Return on equity tells quite a story
This article only discusses the largest U.S. banks by assets — Bank of America Corp (NYSE:BAC), JPMorgan Chase & Co. (NYSE:JPM), Wells Fargo & Co (NYSE:WFC), and Citigroup Inc (NYSE:C) — but the method can be applied to any bank.
First, let’s look at each bank’s return on equity over the last 10 years. All four had high returns on equity before the financial crisis, but only two remained positive throughout the crisis and ensuing recession.
That JPMorgan Chase & Co. (NYSE:JPM) and Wells Fargo & Co (NYSE:WFC) maintained profitability during the financial crisis should come as no surprise to close followers of these companies. Chase’s rock-star CEO, Jamie Dimon, limited his bank’s exposure to the sub-prime loans and related securities that dragged other institutions into the red. Dimon has instilled a culture of prudent capital allocation that is reflected in the bank’s out-performance.

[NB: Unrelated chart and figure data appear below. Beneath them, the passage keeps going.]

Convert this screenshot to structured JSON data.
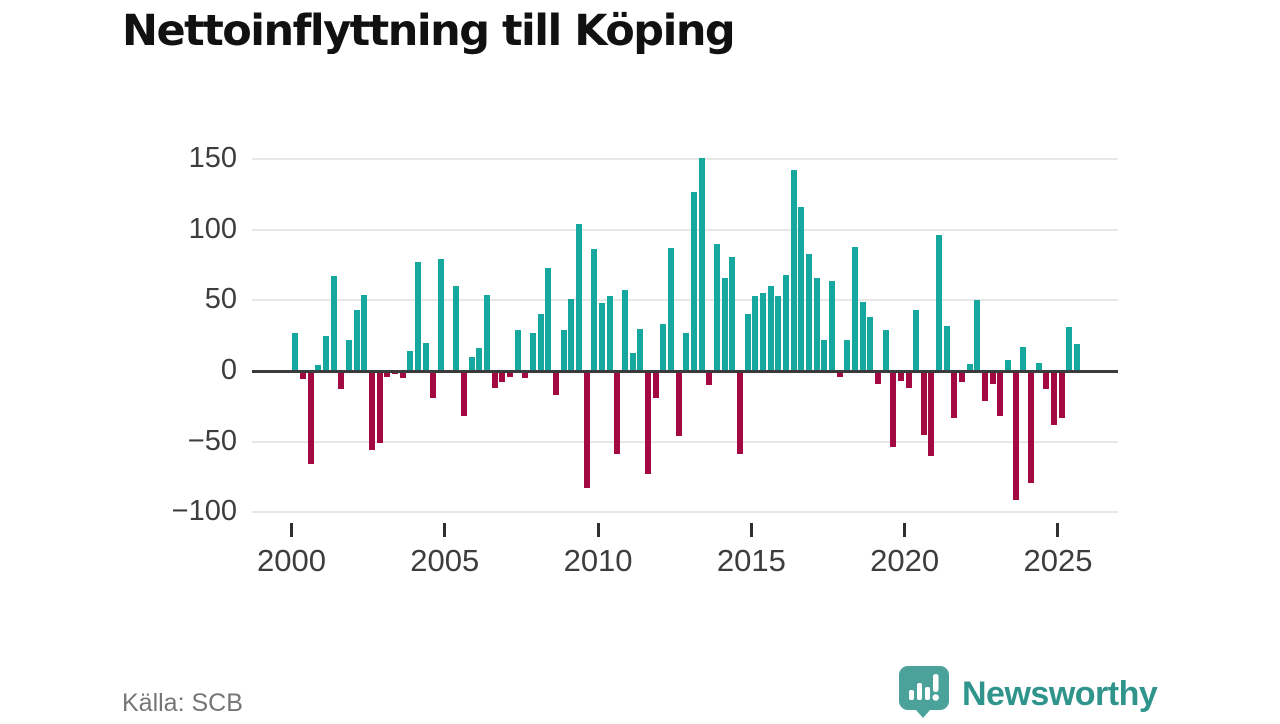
{
  "title": "Nettoinflyttning till Köping",
  "source": "Källa: SCB",
  "brand": {
    "name": "Newsworthy",
    "logo_icon": "newsworthy-speech-bubble-barchart-icon"
  },
  "colors": {
    "positive_bar": "#16a79e",
    "negative_bar": "#a30a42",
    "zero_axis": "#3b3b3b",
    "gridline": "#e7e7e7",
    "axis_label": "#3d3d3d",
    "source_text": "#767676",
    "brand_teal": "#2e948c",
    "brand_logo_fill": "#4aa29b",
    "title_text": "#111111"
  },
  "y_axis_labels": [
    "150",
    "100",
    "50",
    "0",
    "−50",
    "−100"
  ],
  "x_axis_labels": [
    "2000",
    "2005",
    "2010",
    "2015",
    "2020",
    "2025"
  ],
  "chart_data": {
    "type": "bar",
    "title": "Nettoinflyttning till Köping",
    "xlabel": "",
    "ylabel": "",
    "x_unit": "quarter",
    "start": "2000 Q1",
    "end": "2025 Q3",
    "ylim": [
      -100,
      155
    ],
    "yticks": [
      150,
      100,
      50,
      0,
      -50,
      -100
    ],
    "xticks": [
      "2000",
      "2005",
      "2010",
      "2015",
      "2020",
      "2025"
    ],
    "grid": true,
    "legend": false,
    "categories": [
      "2000Q1",
      "2000Q2",
      "2000Q3",
      "2000Q4",
      "2001Q1",
      "2001Q2",
      "2001Q3",
      "2001Q4",
      "2002Q1",
      "2002Q2",
      "2002Q3",
      "2002Q4",
      "2003Q1",
      "2003Q2",
      "2003Q3",
      "2003Q4",
      "2004Q1",
      "2004Q2",
      "2004Q3",
      "2004Q4",
      "2005Q1",
      "2005Q2",
      "2005Q3",
      "2005Q4",
      "2006Q1",
      "2006Q2",
      "2006Q3",
      "2006Q4",
      "2007Q1",
      "2007Q2",
      "2007Q3",
      "2007Q4",
      "2008Q1",
      "2008Q2",
      "2008Q3",
      "2008Q4",
      "2009Q1",
      "2009Q2",
      "2009Q3",
      "2009Q4",
      "2010Q1",
      "2010Q2",
      "2010Q3",
      "2010Q4",
      "2011Q1",
      "2011Q2",
      "2011Q3",
      "2011Q4",
      "2012Q1",
      "2012Q2",
      "2012Q3",
      "2012Q4",
      "2013Q1",
      "2013Q2",
      "2013Q3",
      "2013Q4",
      "2014Q1",
      "2014Q2",
      "2014Q3",
      "2014Q4",
      "2015Q1",
      "2015Q2",
      "2015Q3",
      "2015Q4",
      "2016Q1",
      "2016Q2",
      "2016Q3",
      "2016Q4",
      "2017Q1",
      "2017Q2",
      "2017Q3",
      "2017Q4",
      "2018Q1",
      "2018Q2",
      "2018Q3",
      "2018Q4",
      "2019Q1",
      "2019Q2",
      "2019Q3",
      "2019Q4",
      "2020Q1",
      "2020Q2",
      "2020Q3",
      "2020Q4",
      "2021Q1",
      "2021Q2",
      "2021Q3",
      "2021Q4",
      "2022Q1",
      "2022Q2",
      "2022Q3",
      "2022Q4",
      "2023Q1",
      "2023Q2",
      "2023Q3",
      "2023Q4",
      "2024Q1",
      "2024Q2",
      "2024Q3",
      "2024Q4",
      "2025Q1",
      "2025Q2",
      "2025Q3"
    ],
    "values": [
      27,
      -6,
      -66,
      4,
      25,
      67,
      -13,
      22,
      43,
      54,
      -56,
      -51,
      -4,
      -2,
      -5,
      14,
      77,
      20,
      -19,
      79,
      0,
      60,
      -32,
      10,
      16,
      54,
      -12,
      -8,
      -4,
      29,
      -5,
      27,
      40,
      73,
      -17,
      29,
      51,
      104,
      -83,
      86,
      48,
      53,
      -59,
      57,
      13,
      30,
      -73,
      -19,
      33,
      87,
      -46,
      27,
      127,
      151,
      -10,
      90,
      66,
      81,
      -59,
      40,
      53,
      55,
      60,
      53,
      68,
      142,
      116,
      83,
      66,
      22,
      64,
      -4,
      22,
      88,
      49,
      38,
      -9,
      29,
      -54,
      -7,
      -12,
      43,
      -45,
      -60,
      96,
      32,
      -33,
      -8,
      5,
      50,
      -21,
      -9,
      -32,
      8,
      -91,
      17,
      -79,
      6,
      -13,
      -38,
      -33,
      31,
      19
    ]
  }
}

The same is true at Wells Fargo & Co (NYSE:WFC), only Wells Fargo’s culture runs deeper. Not only does the bank have a reputation as the most conservative among its mega-bank peers, its unique focus on customer service and cross-selling enables it to generate out-sized returns with less leverage than other banks. This enables the company to earn consistently higher returns on equity than any other major bank.

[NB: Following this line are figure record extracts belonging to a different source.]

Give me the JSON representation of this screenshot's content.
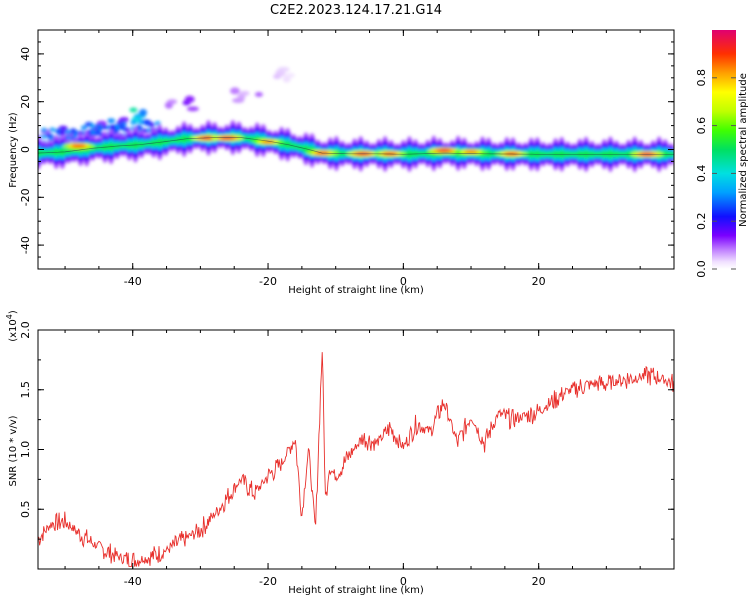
{
  "title": "C2E2.2023.124.17.21.G14",
  "chart_data": [
    {
      "type": "heatmap",
      "xlabel": "Height of straight line (km)",
      "ylabel": "Frequency (Hz)",
      "xlim": [
        -54,
        40
      ],
      "ylim": [
        -50,
        50
      ],
      "x_ticks": [
        -40,
        -20,
        0,
        20
      ],
      "y_ticks": [
        -40,
        -20,
        0,
        20,
        40
      ],
      "colorbar": {
        "label": "Normalized spectral amplitude",
        "range": [
          0.0,
          1.0
        ],
        "ticks": [
          0.0,
          0.2,
          0.4,
          0.6,
          0.8
        ]
      },
      "ridge": {
        "height_km": [
          -54,
          -50,
          -46,
          -42,
          -39,
          -36,
          -32,
          -28,
          -24,
          -20,
          -17,
          -14,
          -12,
          -8,
          -4,
          0,
          6,
          12,
          20,
          30,
          39
        ],
        "frequency_hz": [
          -1.5,
          -1.0,
          0.5,
          1.5,
          2.0,
          3.0,
          4.5,
          5.0,
          5.0,
          3.5,
          2.0,
          0.0,
          -1.5,
          -1.8,
          -1.8,
          -2.0,
          -1.5,
          -1.8,
          -2.0,
          -2.0,
          -2.0
        ]
      },
      "hot_spots": [
        {
          "height_km": -48,
          "frequency_hz": 1.5,
          "amplitude": 0.9
        },
        {
          "height_km": -29,
          "frequency_hz": 4.8,
          "amplitude": 0.95
        },
        {
          "height_km": -26,
          "frequency_hz": 4.8,
          "amplitude": 0.95
        },
        {
          "height_km": -20,
          "frequency_hz": 3.2,
          "amplitude": 0.85
        },
        {
          "height_km": -12,
          "frequency_hz": -1.5,
          "amplitude": 0.9
        },
        {
          "height_km": -6,
          "frequency_hz": -1.8,
          "amplitude": 0.95
        },
        {
          "height_km": -2,
          "frequency_hz": -1.8,
          "amplitude": 0.9
        },
        {
          "height_km": 6,
          "frequency_hz": -0.5,
          "amplitude": 0.95
        },
        {
          "height_km": 10,
          "frequency_hz": -1.0,
          "amplitude": 0.85
        },
        {
          "height_km": 16,
          "frequency_hz": -1.8,
          "amplitude": 0.9
        },
        {
          "height_km": 36,
          "frequency_hz": -2.0,
          "amplitude": 0.95
        }
      ],
      "scatter_patches": [
        {
          "height_km": -38,
          "frequency_hz": 14,
          "amplitude": 0.45
        },
        {
          "height_km": -42,
          "frequency_hz": 10,
          "amplitude": 0.3
        },
        {
          "height_km": -46,
          "frequency_hz": 9,
          "amplitude": 0.25
        },
        {
          "height_km": -51,
          "frequency_hz": 6,
          "amplitude": 0.2
        },
        {
          "height_km": -33,
          "frequency_hz": 19,
          "amplitude": 0.15
        },
        {
          "height_km": -23,
          "frequency_hz": 23,
          "amplitude": 0.1
        },
        {
          "height_km": -17,
          "frequency_hz": 31,
          "amplitude": 0.05
        }
      ]
    },
    {
      "type": "line",
      "xlabel": "Height of straight line (km)",
      "ylabel": "SNR (10 * v/v)",
      "ylabel_multiplier": "(x10",
      "ylabel_multiplier_exp": "4",
      "ylabel_multiplier_close": ")",
      "xlim": [
        -54,
        40
      ],
      "ylim": [
        0,
        2.0
      ],
      "x_ticks": [
        -40,
        -20,
        0,
        20
      ],
      "y_ticks": [
        0.5,
        1.0,
        1.5,
        2.0
      ],
      "y_tick_labels": [
        "0.5",
        "1.0",
        "1.5",
        "2.0"
      ],
      "series": [
        {
          "color": "#e8302c",
          "x": [
            -54,
            -52,
            -50,
            -48,
            -46,
            -44,
            -42,
            -40,
            -38,
            -36,
            -34,
            -32,
            -30,
            -28,
            -26,
            -24,
            -22,
            -20,
            -18,
            -16,
            -15,
            -14,
            -13,
            -12,
            -11.5,
            -11,
            -10,
            -8,
            -6,
            -4,
            -2,
            0,
            2,
            4,
            6,
            8,
            10,
            12,
            14,
            16,
            18,
            20,
            22,
            24,
            26,
            28,
            30,
            32,
            34,
            36,
            38,
            40
          ],
          "y": [
            0.25,
            0.38,
            0.4,
            0.3,
            0.22,
            0.15,
            0.1,
            0.07,
            0.09,
            0.13,
            0.19,
            0.26,
            0.33,
            0.45,
            0.6,
            0.75,
            0.63,
            0.78,
            0.88,
            1.1,
            0.45,
            1.02,
            0.3,
            1.85,
            0.55,
            0.85,
            0.78,
            0.95,
            1.1,
            1.05,
            1.18,
            1.02,
            1.22,
            1.15,
            1.4,
            1.05,
            1.28,
            1.05,
            1.3,
            1.25,
            1.28,
            1.32,
            1.4,
            1.48,
            1.52,
            1.55,
            1.55,
            1.58,
            1.6,
            1.62,
            1.6,
            1.55
          ]
        }
      ]
    }
  ]
}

Not as simple as looking at ROE
The most important attribute to key in on is consistency. A high return on equity is valuable only if it is maintained. Looking at the last 10 years, it is clear that Bank of America Corp (NYSE:BAC) and Citigroup Inc (NYSE:C) are not nearly as consistent as JPMorgan Chase & Co. (NYSE:JPM) and Wells Fargo & Co (NYSE:WFC).
*Average divided by standard deviation equals variation coefficient (lower is better)

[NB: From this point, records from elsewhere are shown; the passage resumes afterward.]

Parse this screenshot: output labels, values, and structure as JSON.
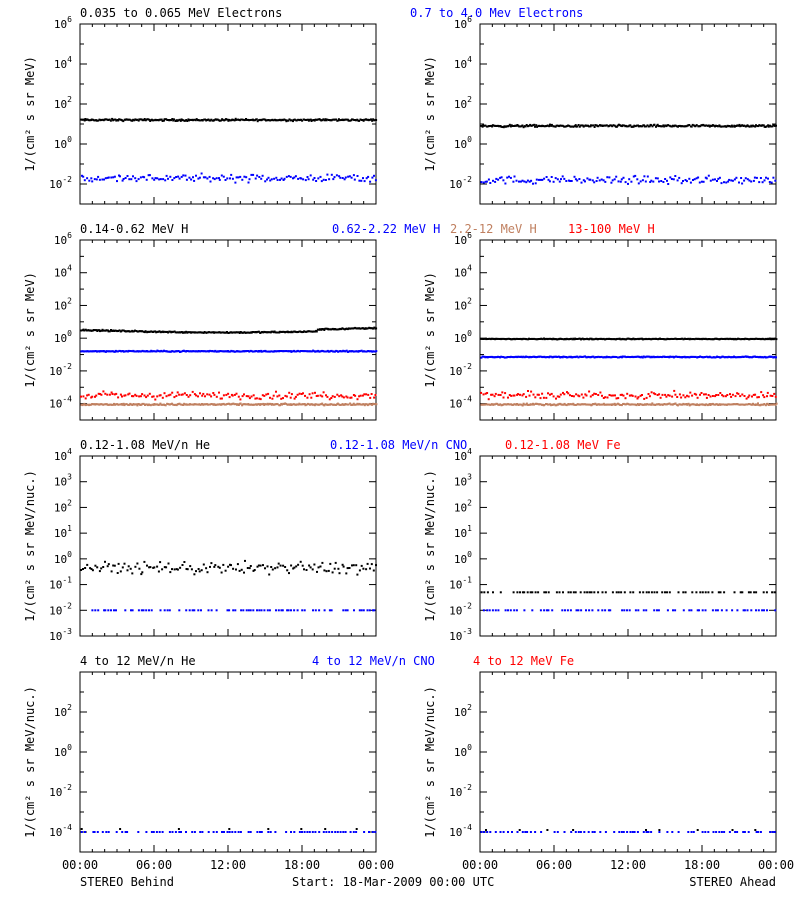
{
  "colors": {
    "black": "#000000",
    "blue": "#0000ff",
    "red": "#ff0000",
    "tan": "#c08060"
  },
  "footer": {
    "left": "STEREO Behind",
    "center": "Start: 18-Mar-2009 00:00 UTC",
    "right": "STEREO Ahead"
  },
  "chart_data": [
    {
      "type": "scatter",
      "panel": "electrons",
      "log_scale": true,
      "ylabel": "1/(cm² s sr MeV)",
      "ylim_exp": [
        -3,
        6
      ],
      "ytick_exps": [
        -2,
        0,
        2,
        4,
        6
      ],
      "xlim_hours": [
        0,
        24
      ],
      "xticks": [
        "00:00",
        "06:00",
        "12:00",
        "18:00",
        "00:00"
      ],
      "legend": [
        {
          "label": "0.035 to 0.065 MeV Electrons",
          "color": "black"
        },
        {
          "label": "0.7 to 4.0 Mev Electrons",
          "color": "blue"
        }
      ],
      "series": {
        "behind": [
          {
            "color": "black",
            "log_level": 1.2,
            "noise": 0.06,
            "style": "band"
          },
          {
            "color": "blue",
            "log_level": -1.7,
            "noise": 0.15,
            "style": "sparse"
          }
        ],
        "ahead": [
          {
            "color": "black",
            "log_level": 0.9,
            "noise": 0.07,
            "style": "band"
          },
          {
            "color": "blue",
            "log_level": -1.8,
            "noise": 0.15,
            "style": "sparse"
          }
        ]
      }
    },
    {
      "type": "scatter",
      "panel": "protons",
      "log_scale": true,
      "ylabel": "1/(cm² s sr MeV)",
      "ylim_exp": [
        -5,
        6
      ],
      "ytick_exps": [
        -4,
        -2,
        0,
        2,
        4,
        6
      ],
      "xlim_hours": [
        0,
        24
      ],
      "xticks": [
        "00:00",
        "06:00",
        "12:00",
        "18:00",
        "00:00"
      ],
      "legend": [
        {
          "label": "0.14-0.62 MeV H",
          "color": "black"
        },
        {
          "label": "0.62-2.22 MeV H",
          "color": "blue"
        },
        {
          "label": "2.2-12 MeV H",
          "color": "tan"
        },
        {
          "label": "13-100 MeV H",
          "color": "red"
        }
      ],
      "series": {
        "behind": [
          {
            "color": "black",
            "log_level": 0.5,
            "noise": 0.05,
            "style": "band",
            "bump": true
          },
          {
            "color": "blue",
            "log_level": -0.8,
            "noise": 0.04,
            "style": "band"
          },
          {
            "color": "red",
            "log_level": -3.5,
            "noise": 0.18,
            "style": "sparse"
          },
          {
            "color": "tan",
            "log_level": -4.05,
            "noise": 0.06,
            "style": "band"
          }
        ],
        "ahead": [
          {
            "color": "black",
            "log_level": -0.05,
            "noise": 0.03,
            "style": "band"
          },
          {
            "color": "blue",
            "log_level": -1.15,
            "noise": 0.04,
            "style": "band"
          },
          {
            "color": "red",
            "log_level": -3.5,
            "noise": 0.18,
            "style": "sparse"
          },
          {
            "color": "tan",
            "log_level": -4.05,
            "noise": 0.06,
            "style": "band"
          }
        ]
      }
    },
    {
      "type": "scatter",
      "panel": "heavy_low",
      "log_scale": true,
      "ylabel": "1/(cm² s sr MeV/nuc.)",
      "ylim_exp": [
        -3,
        4
      ],
      "ytick_exps": [
        -3,
        -2,
        -1,
        0,
        1,
        2,
        3,
        4
      ],
      "xlim_hours": [
        0,
        24
      ],
      "xticks": [
        "00:00",
        "06:00",
        "12:00",
        "18:00",
        "00:00"
      ],
      "legend": [
        {
          "label": "0.12-1.08 MeV/n He",
          "color": "black"
        },
        {
          "label": "0.12-1.08 MeV/n CNO",
          "color": "blue"
        },
        {
          "label": "0.12-1.08 MeV Fe",
          "color": "red"
        }
      ],
      "series": {
        "behind": [
          {
            "color": "black",
            "log_level": -0.35,
            "noise": 0.2,
            "style": "scatter"
          },
          {
            "color": "blue",
            "log_level": -2.0,
            "noise": 0.0,
            "style": "floor"
          }
        ],
        "ahead": [
          {
            "color": "black",
            "log_level": -1.3,
            "noise": 0.0,
            "style": "floor"
          },
          {
            "color": "blue",
            "log_level": -2.0,
            "noise": 0.0,
            "style": "floor"
          }
        ]
      }
    },
    {
      "type": "scatter",
      "panel": "heavy_high",
      "log_scale": true,
      "ylabel": "1/(cm² s sr MeV/nuc.)",
      "ylim_exp": [
        -5,
        4
      ],
      "ytick_exps": [
        -4,
        -2,
        0,
        2
      ],
      "xlim_hours": [
        0,
        24
      ],
      "xticks": [
        "00:00",
        "06:00",
        "12:00",
        "18:00",
        "00:00"
      ],
      "legend": [
        {
          "label": "4 to 12 MeV/n He",
          "color": "black"
        },
        {
          "label": "4 to 12 MeV/n CNO",
          "color": "blue"
        },
        {
          "label": "4 to 12 MeV Fe",
          "color": "red"
        }
      ],
      "series": {
        "behind": [
          {
            "color": "blue",
            "log_level": -4.0,
            "noise": 0.0,
            "style": "floor"
          },
          {
            "color": "black",
            "log_level": -3.85,
            "noise": 0.0,
            "style": "rare"
          }
        ],
        "ahead": [
          {
            "color": "blue",
            "log_level": -4.0,
            "noise": 0.0,
            "style": "floor"
          },
          {
            "color": "black",
            "log_level": -3.9,
            "noise": 0.0,
            "style": "rare"
          }
        ]
      }
    }
  ]
}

While Bank of America Corp (NYSE:BAC) averaged only a slightly lower return on equity than Chase, the measure varied widely from year to year. This is because the bank took out-sized risks during the credit boom and made several poor acquisitions in the resulting credit crunch.
Citigroup Inc (NYSE:C) not only under-performed its peers based on average return on equity, it also significantly under-performed on consistency. Citigroup Inc (NYSE:C) is the epitome of Wall Street risk-taking, with its massive bet on sub-prime mortgages triggering a bailout that plucked it from insolvency. Moreover, the bank is currently betting heavily on emerging markets, which are starting to see capital outflows. It is clear that Citigroup Inc (NYSE:C)’s high-beta earnings are here to stay.